What is “Lil’ Champ”?
Lil’ Champ is the name of a rather ugly 1-liter rocket I made. I am featuring it here because of how well this type of rocket performs. The picture below essentially shows you the materials and methods of construction. Basically, create a big foam mess by cutting up a foam football with a sharp blade, then glue what's left to the top of a streamlined seltzer-water bottle. Then glue four corrugated-cardboard fins symmetrically around the tail using Goop™ glue. Pretty simple stuff.
How well does it do?
Quite well. The flight time was almost exactly 10 seconds, which means the rocket went about 120 meters high.
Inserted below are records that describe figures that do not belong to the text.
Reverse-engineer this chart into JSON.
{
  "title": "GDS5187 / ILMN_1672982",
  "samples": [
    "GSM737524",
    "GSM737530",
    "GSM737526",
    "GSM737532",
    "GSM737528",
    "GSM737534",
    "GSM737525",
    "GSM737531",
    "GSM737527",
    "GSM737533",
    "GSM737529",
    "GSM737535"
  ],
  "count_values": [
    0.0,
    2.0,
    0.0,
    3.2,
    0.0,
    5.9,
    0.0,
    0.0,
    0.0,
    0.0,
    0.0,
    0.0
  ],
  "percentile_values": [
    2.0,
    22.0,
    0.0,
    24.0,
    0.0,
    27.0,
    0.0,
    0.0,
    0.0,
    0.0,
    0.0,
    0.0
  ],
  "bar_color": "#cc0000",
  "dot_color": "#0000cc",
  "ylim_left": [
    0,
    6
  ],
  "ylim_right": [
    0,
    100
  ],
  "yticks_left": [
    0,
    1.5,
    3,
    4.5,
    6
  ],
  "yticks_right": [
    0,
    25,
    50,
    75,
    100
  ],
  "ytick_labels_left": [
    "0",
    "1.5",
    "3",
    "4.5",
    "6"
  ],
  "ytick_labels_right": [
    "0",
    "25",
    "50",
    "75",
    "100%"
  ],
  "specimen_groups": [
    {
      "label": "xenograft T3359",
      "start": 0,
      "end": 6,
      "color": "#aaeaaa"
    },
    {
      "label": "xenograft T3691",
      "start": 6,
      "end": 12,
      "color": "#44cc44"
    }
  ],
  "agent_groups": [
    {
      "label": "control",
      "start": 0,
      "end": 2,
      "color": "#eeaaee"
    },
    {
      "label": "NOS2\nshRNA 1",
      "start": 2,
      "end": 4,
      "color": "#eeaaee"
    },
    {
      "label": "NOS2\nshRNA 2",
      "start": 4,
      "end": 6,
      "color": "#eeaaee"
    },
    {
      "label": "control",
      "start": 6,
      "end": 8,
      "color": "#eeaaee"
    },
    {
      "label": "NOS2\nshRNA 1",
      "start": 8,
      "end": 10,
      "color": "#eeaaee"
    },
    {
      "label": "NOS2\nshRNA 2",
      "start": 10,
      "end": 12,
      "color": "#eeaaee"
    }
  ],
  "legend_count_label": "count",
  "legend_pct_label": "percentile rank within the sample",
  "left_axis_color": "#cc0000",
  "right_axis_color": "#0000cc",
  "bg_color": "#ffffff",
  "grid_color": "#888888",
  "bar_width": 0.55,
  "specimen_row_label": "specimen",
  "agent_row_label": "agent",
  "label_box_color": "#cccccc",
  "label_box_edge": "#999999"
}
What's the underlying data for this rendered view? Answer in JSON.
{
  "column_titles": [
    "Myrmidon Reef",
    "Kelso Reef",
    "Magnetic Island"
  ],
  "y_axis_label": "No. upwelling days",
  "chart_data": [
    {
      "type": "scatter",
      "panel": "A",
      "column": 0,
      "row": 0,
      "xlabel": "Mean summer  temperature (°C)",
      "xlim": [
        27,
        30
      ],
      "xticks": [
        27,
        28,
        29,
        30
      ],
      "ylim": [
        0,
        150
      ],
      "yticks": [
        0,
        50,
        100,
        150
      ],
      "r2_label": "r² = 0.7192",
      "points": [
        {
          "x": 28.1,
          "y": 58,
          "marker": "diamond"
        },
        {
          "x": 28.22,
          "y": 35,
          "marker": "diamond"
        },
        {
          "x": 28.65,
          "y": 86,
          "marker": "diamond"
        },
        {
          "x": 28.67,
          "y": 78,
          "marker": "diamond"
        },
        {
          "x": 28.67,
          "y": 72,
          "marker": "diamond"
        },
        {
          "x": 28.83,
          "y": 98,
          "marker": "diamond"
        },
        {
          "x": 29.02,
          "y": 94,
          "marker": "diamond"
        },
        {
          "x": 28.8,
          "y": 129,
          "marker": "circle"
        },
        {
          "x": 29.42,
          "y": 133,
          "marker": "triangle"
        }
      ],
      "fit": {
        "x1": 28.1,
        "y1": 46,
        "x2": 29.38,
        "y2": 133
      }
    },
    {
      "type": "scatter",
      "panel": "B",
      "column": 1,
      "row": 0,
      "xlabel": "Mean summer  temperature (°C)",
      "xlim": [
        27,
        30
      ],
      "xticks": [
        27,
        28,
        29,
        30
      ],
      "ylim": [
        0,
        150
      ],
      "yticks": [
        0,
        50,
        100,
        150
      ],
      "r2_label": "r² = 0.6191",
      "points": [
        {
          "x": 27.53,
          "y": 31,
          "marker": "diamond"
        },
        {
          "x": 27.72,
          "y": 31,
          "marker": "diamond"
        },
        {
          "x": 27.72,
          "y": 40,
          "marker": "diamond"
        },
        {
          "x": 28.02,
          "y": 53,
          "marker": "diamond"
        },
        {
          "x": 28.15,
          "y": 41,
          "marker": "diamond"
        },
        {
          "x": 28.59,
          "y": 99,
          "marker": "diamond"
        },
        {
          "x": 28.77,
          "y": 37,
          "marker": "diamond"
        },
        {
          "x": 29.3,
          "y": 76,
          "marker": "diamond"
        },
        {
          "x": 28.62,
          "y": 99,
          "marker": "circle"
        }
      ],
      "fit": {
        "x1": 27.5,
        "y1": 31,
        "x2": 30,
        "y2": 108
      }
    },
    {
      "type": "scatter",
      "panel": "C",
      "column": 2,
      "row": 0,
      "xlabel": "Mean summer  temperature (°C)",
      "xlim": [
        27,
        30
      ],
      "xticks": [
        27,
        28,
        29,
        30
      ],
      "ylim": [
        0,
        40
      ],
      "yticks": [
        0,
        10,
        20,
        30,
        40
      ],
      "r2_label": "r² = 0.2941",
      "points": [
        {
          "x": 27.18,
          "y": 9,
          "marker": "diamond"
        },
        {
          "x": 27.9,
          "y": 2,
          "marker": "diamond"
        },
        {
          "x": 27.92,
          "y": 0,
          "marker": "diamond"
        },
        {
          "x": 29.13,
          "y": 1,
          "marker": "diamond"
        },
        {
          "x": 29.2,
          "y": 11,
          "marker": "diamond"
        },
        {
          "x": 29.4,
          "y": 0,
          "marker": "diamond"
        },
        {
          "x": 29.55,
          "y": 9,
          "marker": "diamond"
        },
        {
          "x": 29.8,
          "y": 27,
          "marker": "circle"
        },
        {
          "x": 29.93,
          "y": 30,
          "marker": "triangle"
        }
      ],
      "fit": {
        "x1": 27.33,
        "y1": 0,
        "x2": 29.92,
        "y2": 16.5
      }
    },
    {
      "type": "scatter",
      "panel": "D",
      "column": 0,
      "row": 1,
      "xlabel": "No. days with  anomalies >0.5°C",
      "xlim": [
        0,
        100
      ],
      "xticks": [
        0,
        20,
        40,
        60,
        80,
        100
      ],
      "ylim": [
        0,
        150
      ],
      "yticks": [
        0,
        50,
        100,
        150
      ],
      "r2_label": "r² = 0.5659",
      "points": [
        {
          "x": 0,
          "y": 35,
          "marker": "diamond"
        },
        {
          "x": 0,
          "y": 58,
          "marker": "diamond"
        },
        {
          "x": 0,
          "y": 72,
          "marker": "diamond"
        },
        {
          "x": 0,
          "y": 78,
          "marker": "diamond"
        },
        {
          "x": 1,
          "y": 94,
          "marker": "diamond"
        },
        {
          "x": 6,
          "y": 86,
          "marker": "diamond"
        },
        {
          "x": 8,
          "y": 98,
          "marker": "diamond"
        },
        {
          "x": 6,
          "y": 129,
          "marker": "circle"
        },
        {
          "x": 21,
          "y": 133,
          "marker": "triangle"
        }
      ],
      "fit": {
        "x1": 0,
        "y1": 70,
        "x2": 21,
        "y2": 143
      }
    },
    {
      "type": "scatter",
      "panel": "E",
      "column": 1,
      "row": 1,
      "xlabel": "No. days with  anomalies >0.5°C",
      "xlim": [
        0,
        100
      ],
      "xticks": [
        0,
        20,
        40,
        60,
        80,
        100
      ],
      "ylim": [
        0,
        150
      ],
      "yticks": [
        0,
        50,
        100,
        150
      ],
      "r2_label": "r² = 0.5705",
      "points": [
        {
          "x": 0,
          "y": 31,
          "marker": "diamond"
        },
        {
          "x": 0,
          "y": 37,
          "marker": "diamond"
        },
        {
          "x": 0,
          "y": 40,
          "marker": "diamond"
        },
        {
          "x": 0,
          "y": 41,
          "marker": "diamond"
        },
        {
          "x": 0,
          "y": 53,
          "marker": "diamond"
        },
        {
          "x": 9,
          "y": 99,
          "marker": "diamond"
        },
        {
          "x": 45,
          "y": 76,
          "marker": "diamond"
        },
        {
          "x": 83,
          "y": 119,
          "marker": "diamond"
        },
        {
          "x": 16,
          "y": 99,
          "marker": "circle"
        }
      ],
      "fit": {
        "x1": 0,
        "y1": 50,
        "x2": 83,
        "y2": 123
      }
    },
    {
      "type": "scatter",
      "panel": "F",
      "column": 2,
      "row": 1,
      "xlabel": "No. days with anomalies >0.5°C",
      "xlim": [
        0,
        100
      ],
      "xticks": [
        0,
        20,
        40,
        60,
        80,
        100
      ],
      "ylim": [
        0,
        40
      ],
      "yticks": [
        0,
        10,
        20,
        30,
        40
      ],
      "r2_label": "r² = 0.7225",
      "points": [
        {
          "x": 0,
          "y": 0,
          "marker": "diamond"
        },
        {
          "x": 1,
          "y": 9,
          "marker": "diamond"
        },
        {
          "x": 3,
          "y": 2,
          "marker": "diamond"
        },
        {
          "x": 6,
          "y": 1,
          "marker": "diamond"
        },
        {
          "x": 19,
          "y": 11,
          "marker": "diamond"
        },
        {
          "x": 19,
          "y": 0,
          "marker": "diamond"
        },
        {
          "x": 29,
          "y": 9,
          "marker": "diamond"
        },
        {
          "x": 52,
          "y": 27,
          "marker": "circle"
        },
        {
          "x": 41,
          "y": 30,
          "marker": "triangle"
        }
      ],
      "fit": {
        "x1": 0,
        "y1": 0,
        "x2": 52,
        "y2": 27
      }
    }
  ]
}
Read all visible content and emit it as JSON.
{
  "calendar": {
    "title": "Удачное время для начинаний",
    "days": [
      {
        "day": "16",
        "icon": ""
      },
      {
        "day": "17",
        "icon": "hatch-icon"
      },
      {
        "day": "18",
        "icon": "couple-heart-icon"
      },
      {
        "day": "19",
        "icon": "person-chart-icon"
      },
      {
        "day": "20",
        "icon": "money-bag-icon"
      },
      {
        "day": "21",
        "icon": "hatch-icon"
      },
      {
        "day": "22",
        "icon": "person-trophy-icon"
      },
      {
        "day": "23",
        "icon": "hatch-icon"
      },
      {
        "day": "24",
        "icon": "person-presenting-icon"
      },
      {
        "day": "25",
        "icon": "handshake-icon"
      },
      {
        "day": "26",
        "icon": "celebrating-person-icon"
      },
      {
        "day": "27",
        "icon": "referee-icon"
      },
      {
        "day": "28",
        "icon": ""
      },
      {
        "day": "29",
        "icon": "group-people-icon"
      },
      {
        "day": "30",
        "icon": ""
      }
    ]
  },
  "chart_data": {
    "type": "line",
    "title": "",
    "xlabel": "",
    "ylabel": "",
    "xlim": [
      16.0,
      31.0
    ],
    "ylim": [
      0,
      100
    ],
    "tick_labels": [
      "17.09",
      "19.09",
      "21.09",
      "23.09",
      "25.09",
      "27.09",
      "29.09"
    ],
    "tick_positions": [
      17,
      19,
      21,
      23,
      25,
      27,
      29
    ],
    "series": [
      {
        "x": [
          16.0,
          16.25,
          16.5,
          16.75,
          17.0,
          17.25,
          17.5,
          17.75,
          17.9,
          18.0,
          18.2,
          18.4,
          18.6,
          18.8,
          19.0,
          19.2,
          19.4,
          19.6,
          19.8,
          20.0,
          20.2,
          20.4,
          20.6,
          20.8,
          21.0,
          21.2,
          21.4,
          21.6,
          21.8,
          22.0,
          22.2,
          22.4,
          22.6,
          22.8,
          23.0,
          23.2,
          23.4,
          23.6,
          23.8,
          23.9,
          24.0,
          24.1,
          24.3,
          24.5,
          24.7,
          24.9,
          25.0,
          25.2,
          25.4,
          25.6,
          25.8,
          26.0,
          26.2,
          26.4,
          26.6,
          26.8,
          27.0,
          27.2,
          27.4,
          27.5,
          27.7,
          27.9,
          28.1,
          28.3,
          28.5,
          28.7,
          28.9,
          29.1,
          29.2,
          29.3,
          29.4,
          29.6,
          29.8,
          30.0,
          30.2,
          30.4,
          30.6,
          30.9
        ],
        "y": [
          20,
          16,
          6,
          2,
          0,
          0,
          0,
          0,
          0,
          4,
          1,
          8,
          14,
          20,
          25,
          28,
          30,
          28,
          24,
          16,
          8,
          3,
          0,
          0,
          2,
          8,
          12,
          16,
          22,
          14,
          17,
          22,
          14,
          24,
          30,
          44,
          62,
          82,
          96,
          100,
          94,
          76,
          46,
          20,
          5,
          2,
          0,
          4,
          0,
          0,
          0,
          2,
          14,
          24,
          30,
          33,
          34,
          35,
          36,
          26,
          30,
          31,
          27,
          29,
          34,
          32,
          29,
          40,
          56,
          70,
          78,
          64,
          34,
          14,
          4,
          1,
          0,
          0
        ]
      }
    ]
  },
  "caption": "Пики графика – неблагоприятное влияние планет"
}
This is not bad when you consider that the rocket did this at an air pressure of only 6.9 bar (100 psi). Below is shown a sequence of launch photos, 1/60 second apart. You can see clearly how the water column “chases” after the rocket, one of the fun observations about water rockets.
What does the simulator say?
I tried to reproduce the flight by putting some numbers into Sim Water Rocket, my simulator applet. Here are the most important input values:
- Rocket mass = 84 g
- Bottle diameter = 8.95 cm
- Nozzle adjusters = 50, 27, 50
- Rocket volume = 1.11 L
- Water volume = 0.25 L
- Gas pressure = 6.9 bar
- Launch-tube length = 19.7 cm
- Launcher volume = 0.15 L
In order to fit the simulation to the video data I used CD = 0.15, which is a surprisingly low drag coefficient when compared to other soda-bottle rockets. However, it is a plausible value because, under the right conditions of a turbulent boundary layer, spheres can have CD as low as 0.1. The aerodynamic efficiency of this rocket is the big reason it goes so high. It turns out that the natural mass of this rocket and the amount of water I used are very nearly optimal to maximize apogee height.
The simulator predicts that the maximum acceleration of the rocket during the 70-millisecond boost is 289 G. At the end of the boost the velocity is 74 m/s (166 mph). Amazing!